東雲に恋をしはじめたのは中学二年の頃だった。そして私はそれを傘、に告げていた。傘、は、そうか、がんばれよ、と言ってとにかく私を励ましてくれた。でもそのはかなくも力強い励ましとは相反して、私は学力、思考、その他様々な面での東雲とのギャップに戸惑いと失望を感じるようになった。次第にそれはエスカレートして、どうしようもなくなって、そしていつしか私は傘、に体を求めるようになっていった。
きっとはじめのうちは私のため、それに自らの欲求を満たすための行為だった彼にとっての私とのセックスは、しかし、私の欲求が深まるにつれて耐えがたいものになっていっているに違いない。なぜって私の欲求が深まることが意味するのは、私の心がいよいをもって傘、から離反していくことに他ならないから。

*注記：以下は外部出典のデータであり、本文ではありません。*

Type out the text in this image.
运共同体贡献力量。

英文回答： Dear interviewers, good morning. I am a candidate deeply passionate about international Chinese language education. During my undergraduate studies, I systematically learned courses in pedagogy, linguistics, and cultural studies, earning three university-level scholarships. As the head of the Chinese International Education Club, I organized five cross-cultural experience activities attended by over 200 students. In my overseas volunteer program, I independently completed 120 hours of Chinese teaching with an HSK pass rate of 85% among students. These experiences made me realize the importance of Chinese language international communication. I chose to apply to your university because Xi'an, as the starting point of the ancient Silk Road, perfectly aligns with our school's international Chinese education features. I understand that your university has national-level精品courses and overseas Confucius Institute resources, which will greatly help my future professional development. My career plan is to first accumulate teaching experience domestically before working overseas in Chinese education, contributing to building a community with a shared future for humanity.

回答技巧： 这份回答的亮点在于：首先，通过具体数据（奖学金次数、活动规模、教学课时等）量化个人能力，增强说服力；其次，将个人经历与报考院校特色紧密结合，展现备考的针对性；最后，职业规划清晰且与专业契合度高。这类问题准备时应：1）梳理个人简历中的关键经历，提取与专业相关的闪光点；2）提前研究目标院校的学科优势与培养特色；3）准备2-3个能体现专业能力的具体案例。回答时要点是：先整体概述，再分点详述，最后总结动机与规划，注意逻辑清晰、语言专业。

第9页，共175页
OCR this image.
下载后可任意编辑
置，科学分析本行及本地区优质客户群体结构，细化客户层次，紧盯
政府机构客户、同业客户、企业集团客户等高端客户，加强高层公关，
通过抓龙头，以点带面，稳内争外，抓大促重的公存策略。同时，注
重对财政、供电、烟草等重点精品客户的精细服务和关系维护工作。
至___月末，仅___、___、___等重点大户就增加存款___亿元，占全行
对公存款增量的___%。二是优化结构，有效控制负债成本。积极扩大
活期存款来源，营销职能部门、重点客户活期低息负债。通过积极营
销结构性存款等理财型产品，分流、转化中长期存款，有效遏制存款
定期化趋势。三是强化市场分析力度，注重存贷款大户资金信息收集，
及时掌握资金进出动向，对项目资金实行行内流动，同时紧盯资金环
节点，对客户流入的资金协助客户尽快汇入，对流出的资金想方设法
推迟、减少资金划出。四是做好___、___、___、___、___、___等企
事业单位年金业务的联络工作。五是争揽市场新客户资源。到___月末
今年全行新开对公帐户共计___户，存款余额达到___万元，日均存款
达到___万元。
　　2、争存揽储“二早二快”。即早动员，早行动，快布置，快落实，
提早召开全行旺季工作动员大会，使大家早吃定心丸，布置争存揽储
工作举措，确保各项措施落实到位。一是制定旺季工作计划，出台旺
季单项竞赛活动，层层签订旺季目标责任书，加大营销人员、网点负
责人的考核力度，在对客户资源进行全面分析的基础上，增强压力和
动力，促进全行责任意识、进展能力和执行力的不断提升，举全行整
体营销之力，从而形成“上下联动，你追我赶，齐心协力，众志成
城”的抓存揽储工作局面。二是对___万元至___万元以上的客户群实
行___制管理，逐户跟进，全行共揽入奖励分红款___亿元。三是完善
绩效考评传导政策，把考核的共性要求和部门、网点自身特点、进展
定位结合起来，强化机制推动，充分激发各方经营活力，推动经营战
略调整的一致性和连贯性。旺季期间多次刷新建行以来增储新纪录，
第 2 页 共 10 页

どうしたらいい?改めて自分に問いかけてみた。答えを出す合間にも私はようやくなれた傘、の気持ちに自分を重ねて様々な妄想を繰り広げていた。だけどその妄想は今までの愛液にまみれた妄想とは違い、悲しいことにあながち間違いでもなさそうなものばかりなのだ。自分が愛する女が、たしかに裸で自分に抱かれているのに、しかし彼女の心は常に別の男にあって、おれはただ単に彼女のかなわぬ恋の発散場所でしかない。しかもおれがというよりもおれの体が。彼女が求めるのはおれではなくおれの体だから。どうして。
どうして。
どうしてその男よりもよっぽどおれのほうが彼女を体の隅々まで知っているのに、その男の方がおれよりもはるかに彼女に近いところにいるんだろう?いっそ彼女がその男にふられて、その反動でおれのところに帰ってきてくれたら、いや、やってきてくれたら。
どんなに。
どんなにいいことか。
―そんなむごいことを、傘、は考えるのだろうか?おそらく幾度となく考えたのだと思う、そしてその度にああおれはなんてやつなんだって罪悪感みたいなのに苛まれてきたんだと思う。
告白しよう、そう思った。東雲に、今までの全て、打ち明けよう。結果は良くても悪くても、きっと傘、は喜んでくれるに違いない。そう決めた私は、だいぶ冷たくなってしまった毛布をぎうと抱きしめ、顔をうずめた。それは汗と、精液、それに少しだけ涙のにおいがした。